İşte Mavişehir’de yaşanan da, Gezi Parkı’nda yaşanan da, Türkiye’nin çok farklı yerlerinde yaşanacak olan da budur.
Yerinden yönetebilmek; birlikte yönetebilmek lazım...
Artık hiç kimse bundan böyle
Türkiye’nin birçok yerinde “İstemezükçü...” diye adlandırılan bir ekip var.
Hangi proje olsa ayağa kalkıyorlar, “Kesinlikle olmaz...” diyorlar, hangi yatırım olsa “Bizden izin almadan olmaz” diyorlar.
Bu grupların sayısı İzmir’de çok fazladır.
Köşemi takip edenler bilir.
“İstemezükçülere...” belki de en fazla eleştiri yapanlardan biri de benim...
Neden eleştiriyordum?
Projeler de çevreci olabilir, diyordum.
Geçmişin kötü örneklerinden dolayı bugünün iyi projelerine karşı çıkamayız, diyordum.
İzmir’in gelişmesi açısından bu örnekler kullanılıyor, diyordum.
Bu işler artık inatlaşmaya döndü, diyordum.
Geleceğe kimse ipotek koyamaz, diyordum.
Bugün de aynı görüşteyim.
Gezi protestoları çevre anlayışına yeni bir boyut getirdi.
O klasik, standart, herşeye “hayır...” diyen yaklaşımların çok ötesinde yeni bir çevreci felsefeyi Türkiye’ye soktu.
(Elbette hep marjinalleri, eline taşı alanları, amacı dışında slogan atanları ayrı bir yere koyuyorum.)
Mavişehir de buna en güzel örneklerden...
Artık hiç kimse bundan böyle; sadece kuru bir “İstemiyorum...” diyemez.
Artık hiç kimse bundan böyle; “önerisiz...” bir karşı çıkış sergileyemez.
Artık hiç kimse bundan böyle; kafasına gore hareket edemez.
Sendikalara
Nasıl çevrecilerin değişmesi, özeleştiri yapması, günün koşullarına göre strateji değiştirmesi, yaşadıkları bölgenin, dünyanın gerçeklerine uygun tavır sergilesi gerektiğini düşünüyorsam, aynı şekilde sendikacıların da bu son yaşananlardan ders almaları gerektiğini düşünüyorum.
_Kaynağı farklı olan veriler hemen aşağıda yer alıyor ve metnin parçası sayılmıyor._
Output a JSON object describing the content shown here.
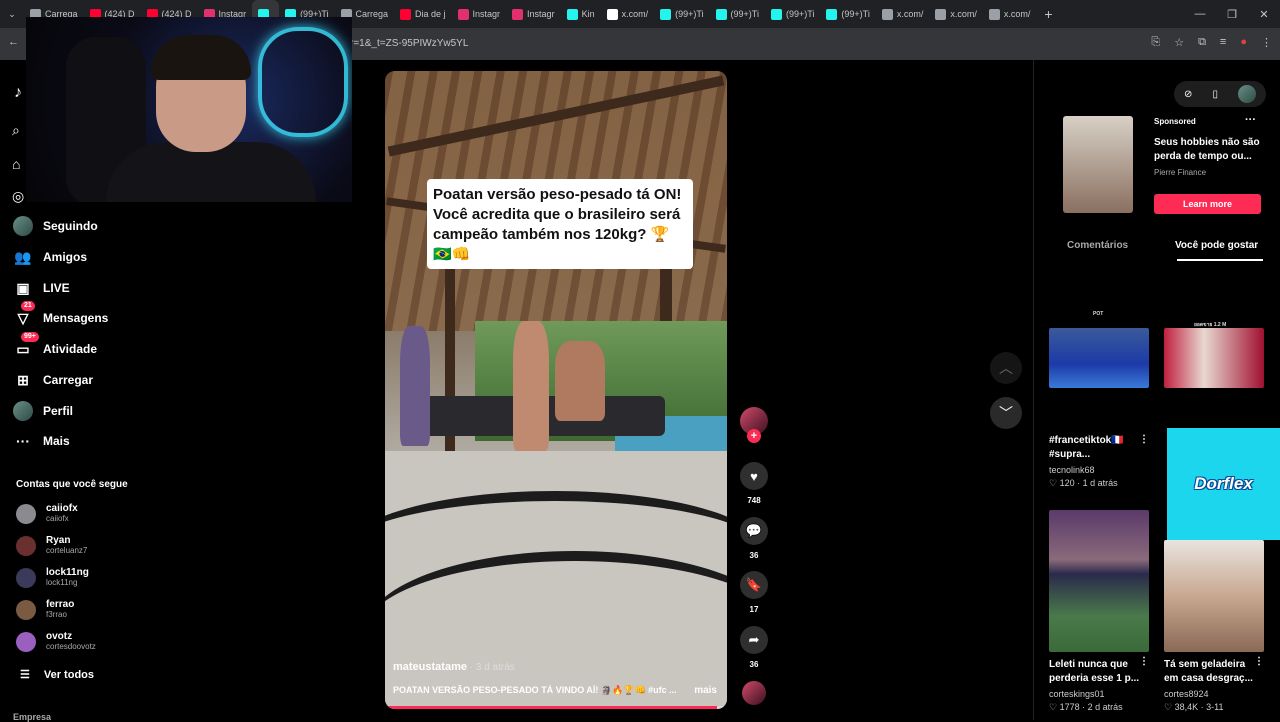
{
  "browser": {
    "tabs": [
      {
        "label": "Carrega",
        "color": "#9aa0a6"
      },
      {
        "label": "(424) D",
        "color": "#ff0033"
      },
      {
        "label": "(424) D",
        "color": "#ff0033"
      },
      {
        "label": "Instagr",
        "color": "#e1306c"
      },
      {
        "label": "",
        "color": "#25f4ee"
      },
      {
        "label": "(99+)Ti",
        "color": "#25f4ee"
      },
      {
        "label": "Carrega",
        "color": "#9aa0a6"
      },
      {
        "label": "Dia de j",
        "color": "#ff0033"
      },
      {
        "label": "Instagr",
        "color": "#e1306c"
      },
      {
        "label": "Instagr",
        "color": "#e1306c"
      },
      {
        "label": "Kin",
        "color": "#25f4ee"
      },
      {
        "label": "x.com/",
        "color": "#ffffff"
      },
      {
        "label": "(99+)Ti",
        "color": "#25f4ee"
      },
      {
        "label": "(99+)Ti",
        "color": "#25f4ee"
      },
      {
        "label": "(99+)Ti",
        "color": "#25f4ee"
      },
      {
        "label": "(99+)Ti",
        "color": "#25f4ee"
      },
      {
        "label": "x.com/",
        "color": "#9aa0a6"
      },
      {
        "label": "x.com/",
        "color": "#9aa0a6"
      },
      {
        "label": "x.com/",
        "color": "#9aa0a6"
      }
    ],
    "new_tab": "+",
    "url": "r=1&_t=ZS-95PIWzYw5YL"
  },
  "sidebar": {
    "items": [
      {
        "label": "Seguindo",
        "icon": "following-icon"
      },
      {
        "label": "Amigos",
        "icon": "friends-icon"
      },
      {
        "label": "LIVE",
        "icon": "live-icon"
      },
      {
        "label": "Mensagens",
        "icon": "messages-icon",
        "badge": "21"
      },
      {
        "label": "Atividade",
        "icon": "activity-icon",
        "badge": "99+"
      },
      {
        "label": "Carregar",
        "icon": "upload-icon"
      },
      {
        "label": "Perfil",
        "icon": "profile-avatar"
      },
      {
        "label": "Mais",
        "icon": "more-icon"
      }
    ],
    "section_title": "Contas que você segue",
    "accounts": [
      {
        "name": "caiiofx",
        "handle": "caiiofx",
        "color": "#8a8a90"
      },
      {
        "name": "Ryan",
        "handle": "corteluanz7",
        "color": "#6a3030"
      },
      {
        "name": "lock11ng",
        "handle": "lock11ng",
        "color": "#3a3a5a"
      },
      {
        "name": "ferrao",
        "handle": "f3rrao",
        "color": "#7a5a40"
      },
      {
        "name": "ovotz",
        "handle": "cortesdoovotz",
        "color": "#9a60c0"
      }
    ],
    "see_all": "Ver todos",
    "footer": "Empresa"
  },
  "video": {
    "caption": "Poatan versão peso-pesado tá ON! Você acredita que o brasileiro será campeão também nos 120kg? 🏆🇧🇷👊",
    "author": "mateustatame",
    "age": " · 3 d atrás",
    "description": "POATAN VERSÃO PESO-PESADO TÁ VINDO AÍ! 🗿🔥🏆👊 #ufc ...",
    "more": "mais",
    "progress": 0.97
  },
  "actions": {
    "likes": "748",
    "comments": "36",
    "saves": "17",
    "shares": "36"
  },
  "right": {
    "ad": {
      "sponsored": "Sponsored",
      "title": "Seus hobbies não são perda de tempo ou...",
      "brand": "Pierre Finance",
      "button": "Learn more"
    },
    "tabs": {
      "comments": "Comentários",
      "you_may_like": "Você pode gostar"
    },
    "cards": [
      {
        "title": "#francetiktok🇫🇷 #supra...",
        "author": "tecnolink68",
        "likes": "120",
        "age": "1 d atrás",
        "top_label": "POT"
      },
      {
        "title": "",
        "author": "",
        "likes": "",
        "age": "",
        "top_label": "ยอดขาย 1.2 M"
      },
      {
        "title": "Leleti nunca que perderia esse 1 p...",
        "author": "corteskings01",
        "likes": "1778",
        "age": "2 d atrás"
      },
      {
        "title": "Tá sem geladeira em casa desgraç...",
        "author": "cortes8924",
        "likes": "38,4K",
        "age": "3-11"
      }
    ],
    "dorflex": "Dorflex"
  }
}
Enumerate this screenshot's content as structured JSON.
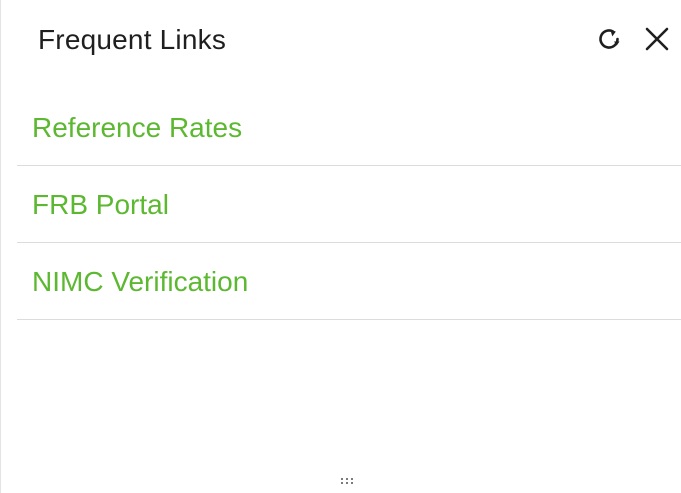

Sendikalar elbette üyelerinin haklarını savunacaklar, elbette onlar için hak talebinde bulanacaklar. Ama bunları yaparken Türkiye’nin sadece sendikalardan oluşmadığını, halkı mağdur edemeyeceklerini de düşünmeliler... Yani hak arama yeni bir mağduriyet yaratmamalı. Ve o bilinen sendikal hareketlerden uzaklaşmalılar... Aksi halde halkın desteği ve sempatisi de uzun vadede azalacaktır.